Frischling mit der Flasche aufgezogen
Frischlinge – ein Thema, das Martin Holl neben dem Wald an sich ebenfalls am Herzen liegt. „Vor einiger Zeit hab’ich einen Frischling mit der Flasche aufgezogen, er wäre sonst nicht durchgekommen. Das Tier lebt jetzt hier im Wildschweinpark mit der großen Bache ,Smarties‘ und den anderen Tieren“.
Der 37-jährige Naturliebhaber deutet mit dem Finger nach links, „dort hinten, das sind alles Frischlinge. Frischlinge sind nicht nur die Tiere mit Streifen, man bezeichnet jedes Wildschwein im ersten Lebensjahr als Frischling“.
Das Wildgehege im Wehringhauser Bachtal, das Dam- und Muffelwild beherbergt, wurde vor 65 Jahren eingerichtet. Es ist 15 Hektar, also 150.000 Quadratmeter groß und bietet den Tieren einen passenden Lebensraum mit Laub- und Nadelbäumen, einer großen Wildwiese sowie einem Bach.
Etwa 35 Tiere leben im Dam- und Muffelwildgehege, das mit einem Futterautomaten ausgestattet ist. „Der Förderverein der Wildgehege Wehringhauser Bachtal, der über 200 Mitglieder hat, trägt die kompletten Futterkosten“, lobt Martin Holl das Engagement des Vereins.
Förderverein kümmert sich um Futterautomat
Zum Hintergrund: Der Verein hat vor Jahren den Betrieb des Futterautomaten von der Stadt Hagen übernommen und kümmert sich seit dem um den Kauf des Futters und um das Befüllen der Schachteln. Der Automat wird täglich mit neuem Futter aufgefüllt, das die Besucher vor Ort kaufen können.
„Es muss hinzugefüttert werden, die Tiere finden im Gehege selbst zu wenig Futter“, sagt Martin Holl. Im Herbst wird zusätzlich eine Futtersammelstelle eingerichtet, zu der Bürger eigens gesammelte Kastanien, Eicheln und Bucheckern bringen können.
„In drei, vier Wochen kommen so hunderte Kilos an Waldfrüchten zusammen“, lobt Martin Holl die Sammelleidenschaft vieler Leute, besonders Familien mit Kindern.
Beide Wildgehege befinden sich auf städtischem Gelände, sprich, Wald, Zäune und Bebauungen sind im Besitz des WBH, „eine solche Einrichtung kann nicht wirtschaftlich betrieben werden, das funktioniert nicht“, sagt Holl und unterstreicht nochmals die Wichtigkeit des Fördervereins und des Areals an sich, „der Wald und die Gehege sind für die Hagener Bürger Naherholungs- und Erlebnisraum, außerdem Schulungsraum, da auch viele Schulklassen hierher kommen“.

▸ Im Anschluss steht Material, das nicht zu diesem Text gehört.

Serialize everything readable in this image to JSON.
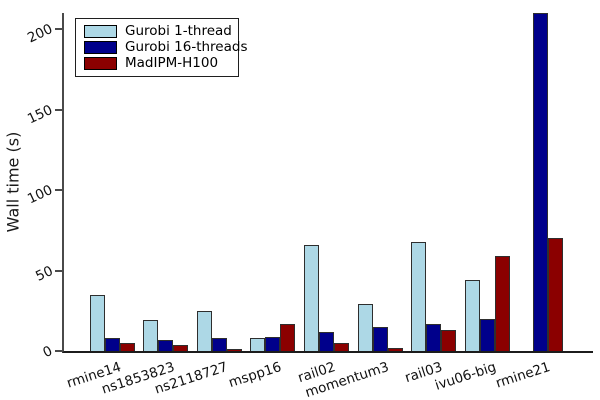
{
  "chart_data": {
    "type": "bar",
    "title": "",
    "xlabel": "",
    "ylabel": "Wall time (s)",
    "categories": [
      "rmine14",
      "ns1853823",
      "ns2118727",
      "mspp16",
      "rail02",
      "momentum3",
      "rail03",
      "ivu06-big",
      "rmine21"
    ],
    "series": [
      {
        "name": "Gurobi 1-thread",
        "color": "#add8e6",
        "values": [
          35,
          19,
          25,
          8,
          66,
          29,
          68,
          44,
          null
        ]
      },
      {
        "name": "Gurobi 16-threads",
        "color": "#00008b",
        "values": [
          8,
          7,
          8,
          9,
          12,
          15,
          17,
          20,
          210
        ]
      },
      {
        "name": "MadIPM-H100",
        "color": "#8b0000",
        "values": [
          5,
          4,
          1,
          17,
          5,
          2,
          13,
          59,
          70
        ]
      }
    ],
    "yticks": [
      0,
      50,
      100,
      150,
      200
    ],
    "ylim": [
      0,
      210
    ],
    "grid": false,
    "legend_position": "upper left",
    "background_color": "#ffffff"
  }
}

Rehe fressen Knospen an Zweigen ab
Aber wie sieht es mit Schäden, die die Tiere an den Bäumen hinterlassen, aus? „Besonders Rehe fressen die Knospen an den Zweigen ab“, räumt der Förster ein. Das sei ein natürlicher Vorgang, doch die Schäden wären noch tragbar, da die Tiere zur Bestandsregulierung auch abgeschossen würden, „besonders auf frisch bepflanzten Kulturflächen muss scharf gejagt werden“.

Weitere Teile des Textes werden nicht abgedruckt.